ANCOM tutorial — do I need to filter my table?

Nisha · March 3, 2020, 5:04am

I have found the mistake.. Thank you.

Also I wanted to ask that in differential abundance testing with ANCOM, there is filtration step to get only gut sample.

Since I have only gut microbiome data so can I use my same table.qza file and I will skip this step..?

timanix · March 3, 2020, 6:00am

Hi! Filtration step is just an example and if you don't need to filter your samples, just skip it. Or you can filter by other parameter, if you need it for the analysis.

jwdebelius · March 3, 2020, 7:28pm

Hi @Nisha,

I like filtering my features before ANCOM, but not necessarily my samples. So, I tend to get rid fo things tthat don't have a lot of counts or aren't present in many samples because they tend to be "different" and add noise.

Best,
Justine

Nisha · March 4, 2020, 7:51am

hi... i think filteration step should be provided after the generation of feature table and featureData summary. Since I am new to qiime2, i followed the tutorial and just before ANCOM I got to know about filteration. now I am finding it necessary to filter just after dada2..
please comment

regards

Nisha · March 4, 2020, 7:51am

hello @jwdebelius
you mean you will drop those samples that have less sequence counts?

jwdebelius · March 4, 2020, 7:57am

Hi @Nisha,

No, I do at least a two part filtration. First, I drop anything with counts below my rarefaction depth because those are deemed "bad quality" samples for thsi study's definition of bad quality.

Then, I double check my samples in PCoA space and may drop samples which do not cluster, period. I may also filter at this step to spit or remove samples that aren't relevant to my current analysis. (For example, sometimes people will send samples about both and but only want to look at so then we filter.)

Third, before feature-based analysis, I filter my table to get rid of anything with less than (1/rarefaction depth) in less than 10% of my communities. My suggestion here, since the joint filtering isnt implemented in qiime (yet... its on my list), to first filter out any feature present in fewer than 10% of your samples and see where that gets you.

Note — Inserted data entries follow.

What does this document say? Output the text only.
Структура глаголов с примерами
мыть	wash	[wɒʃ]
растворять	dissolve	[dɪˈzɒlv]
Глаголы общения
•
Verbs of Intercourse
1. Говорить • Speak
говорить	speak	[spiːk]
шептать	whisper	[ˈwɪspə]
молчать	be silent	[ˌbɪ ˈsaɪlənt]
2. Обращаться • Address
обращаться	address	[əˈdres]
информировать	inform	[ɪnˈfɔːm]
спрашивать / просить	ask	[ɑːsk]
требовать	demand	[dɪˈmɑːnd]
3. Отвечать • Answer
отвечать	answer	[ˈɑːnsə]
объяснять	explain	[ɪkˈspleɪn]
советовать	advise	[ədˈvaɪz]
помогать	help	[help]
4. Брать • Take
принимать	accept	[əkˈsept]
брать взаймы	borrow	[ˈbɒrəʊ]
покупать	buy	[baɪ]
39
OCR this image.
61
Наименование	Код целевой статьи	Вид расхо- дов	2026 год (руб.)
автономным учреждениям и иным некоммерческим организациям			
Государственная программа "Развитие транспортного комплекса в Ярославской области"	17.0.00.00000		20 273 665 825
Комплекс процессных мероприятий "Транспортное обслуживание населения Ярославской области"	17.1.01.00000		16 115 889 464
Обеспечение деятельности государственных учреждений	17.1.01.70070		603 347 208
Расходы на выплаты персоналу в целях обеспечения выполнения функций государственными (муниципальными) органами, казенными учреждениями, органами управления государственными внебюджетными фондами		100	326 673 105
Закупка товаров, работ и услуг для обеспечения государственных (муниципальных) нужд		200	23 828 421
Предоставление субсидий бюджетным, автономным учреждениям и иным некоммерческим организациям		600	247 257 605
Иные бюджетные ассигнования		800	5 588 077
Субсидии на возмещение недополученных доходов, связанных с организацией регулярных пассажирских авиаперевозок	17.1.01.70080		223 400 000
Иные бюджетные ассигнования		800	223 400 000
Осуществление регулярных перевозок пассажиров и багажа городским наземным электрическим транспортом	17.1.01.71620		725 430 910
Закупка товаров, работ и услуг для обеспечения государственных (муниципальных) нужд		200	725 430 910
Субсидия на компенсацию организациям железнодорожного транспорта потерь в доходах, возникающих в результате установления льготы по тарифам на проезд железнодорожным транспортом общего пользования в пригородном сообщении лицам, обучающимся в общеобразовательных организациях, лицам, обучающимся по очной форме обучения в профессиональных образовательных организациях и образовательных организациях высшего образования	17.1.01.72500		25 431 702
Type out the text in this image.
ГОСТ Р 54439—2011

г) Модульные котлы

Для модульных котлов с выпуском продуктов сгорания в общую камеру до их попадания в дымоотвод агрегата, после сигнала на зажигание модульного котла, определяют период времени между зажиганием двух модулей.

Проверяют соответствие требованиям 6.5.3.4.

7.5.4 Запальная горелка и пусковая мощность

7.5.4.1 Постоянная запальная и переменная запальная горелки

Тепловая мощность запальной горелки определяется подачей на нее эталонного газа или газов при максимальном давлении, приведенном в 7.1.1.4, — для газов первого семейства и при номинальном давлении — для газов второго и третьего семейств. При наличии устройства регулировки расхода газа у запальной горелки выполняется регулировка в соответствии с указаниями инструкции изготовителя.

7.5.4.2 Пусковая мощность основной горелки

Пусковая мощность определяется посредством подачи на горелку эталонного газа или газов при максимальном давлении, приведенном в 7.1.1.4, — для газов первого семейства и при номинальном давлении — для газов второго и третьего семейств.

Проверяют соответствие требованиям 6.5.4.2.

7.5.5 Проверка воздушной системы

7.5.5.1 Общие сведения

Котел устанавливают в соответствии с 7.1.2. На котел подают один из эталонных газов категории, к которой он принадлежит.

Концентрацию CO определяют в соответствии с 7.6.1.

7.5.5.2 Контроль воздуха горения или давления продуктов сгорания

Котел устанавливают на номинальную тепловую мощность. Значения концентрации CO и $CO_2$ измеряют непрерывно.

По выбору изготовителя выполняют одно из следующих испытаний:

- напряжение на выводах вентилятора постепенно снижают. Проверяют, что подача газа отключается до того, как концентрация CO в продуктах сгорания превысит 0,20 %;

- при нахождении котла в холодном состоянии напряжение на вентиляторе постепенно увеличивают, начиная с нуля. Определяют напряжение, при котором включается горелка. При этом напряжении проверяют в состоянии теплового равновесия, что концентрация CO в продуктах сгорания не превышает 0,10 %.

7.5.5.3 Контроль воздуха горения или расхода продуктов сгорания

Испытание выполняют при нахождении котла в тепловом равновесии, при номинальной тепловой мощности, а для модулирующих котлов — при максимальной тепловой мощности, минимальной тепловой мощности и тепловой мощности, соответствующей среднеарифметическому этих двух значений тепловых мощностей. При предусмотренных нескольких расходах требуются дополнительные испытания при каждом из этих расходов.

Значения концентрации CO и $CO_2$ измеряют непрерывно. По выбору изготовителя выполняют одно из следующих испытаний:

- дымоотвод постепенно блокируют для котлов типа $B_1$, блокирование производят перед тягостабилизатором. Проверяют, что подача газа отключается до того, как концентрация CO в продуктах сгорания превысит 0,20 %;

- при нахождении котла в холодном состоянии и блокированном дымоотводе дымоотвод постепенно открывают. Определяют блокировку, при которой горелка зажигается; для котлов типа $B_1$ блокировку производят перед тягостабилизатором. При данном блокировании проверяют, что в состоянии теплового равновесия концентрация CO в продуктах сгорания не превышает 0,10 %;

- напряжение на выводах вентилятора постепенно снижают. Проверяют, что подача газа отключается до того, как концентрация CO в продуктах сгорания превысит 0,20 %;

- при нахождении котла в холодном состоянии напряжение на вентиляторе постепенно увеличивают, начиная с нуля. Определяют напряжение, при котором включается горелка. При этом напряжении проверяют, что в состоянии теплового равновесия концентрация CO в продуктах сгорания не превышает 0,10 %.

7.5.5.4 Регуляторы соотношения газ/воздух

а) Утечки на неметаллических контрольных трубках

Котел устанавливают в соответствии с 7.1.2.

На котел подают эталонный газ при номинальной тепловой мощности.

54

This decreases the over all number of features you test while discarding things that are likely either noise or underpowered.

Best,
Justine

Nisha · March 4, 2020, 12:49pm

@jwdebelius
I was able to drop 1 sample in rarefaction analysis.
and minimum frequency per feature is 1, this I got to know just before ANCOM, so should I filter this data for low abundance features and re-run all steps???
because I used the same table.qza file for all steps...

regards

timanix · March 4, 2020, 1:07pm

Hi!
In my opinion, you can do it or remove low abundant features before ANCOM and use this table only for ANCOM if you don't want to redo all the steps you already did. But I want to see what @jwdebelius will answer

jwdebelius · March 4, 2020, 1:55pm

Hi @Nisha,

No, I pass a table where I haven't filtered features based on prevelance/abundance into rarefaction and then filter my features before I do differential abundance.

Best,
Justine

jwdebelius · March 6, 2020, 12:37pm

A post was split to a new topic: Genus-level boxplots

jng · March 19, 2020, 4:23pm

Hi @jwdebelius

Thank you for providing details on how to filter our tables before ANCOM . I have currently filtered out my features present in less than 10% of my samples.

However, I was also following the ANCOM tutorial (Parkinson's mouse), and was wondering whether you could explain why p-min-frequency is 50.

This is from the pd-mice tutorial:
qiime feature-table filter-features
--i-table ./table_2k.qza
--p-min-frequency 50
--p-min-samples 4
--o-filtered-table ./table_2k_abund.qza

I'm having difficulty deciding what my p-min-frequency should be - I also have a minimum frequency per feature of 1, and I know that filtering low count ASVs should be done to limit FDR. Could you please kindly explain what numbers should be taken into consideration when choosing our p-min frequency before running ANCOM?

Thank you!

Best

jwdebelius · March 19, 2020, 9:56pm

Hi @jng,

If you have run Dada2 or Deblur, there is no ASV in your original table which contains less than 10 counts. If you've since filtered your data (for example, to split experiments, discard samples, etc) then this may no longer be true.

I was involved in writing the PD mice tutorial and, to be honest, I can't remember the exact logic behind that specific depth. (I double checked my notes from that period, and... its not recorded :/. Sometimes that's the way it goes in this field: you pick a something and work with it). The mean/total abundance and prevalence co-vary pretty closely so most of the low abundance features will be picked up in your first filtering.

Best,
Justine

jng · March 24, 2020, 7:29am

Thank you very much @jwdebelius for your clarification regarding the specific depth of our p-min frequency. I will keep that strategy in mind when running the rest of my analysis

Best

system · April 24, 2020, 1:29pm

This topic was automatically closed 31 days after the last reply. New replies are no longer allowed.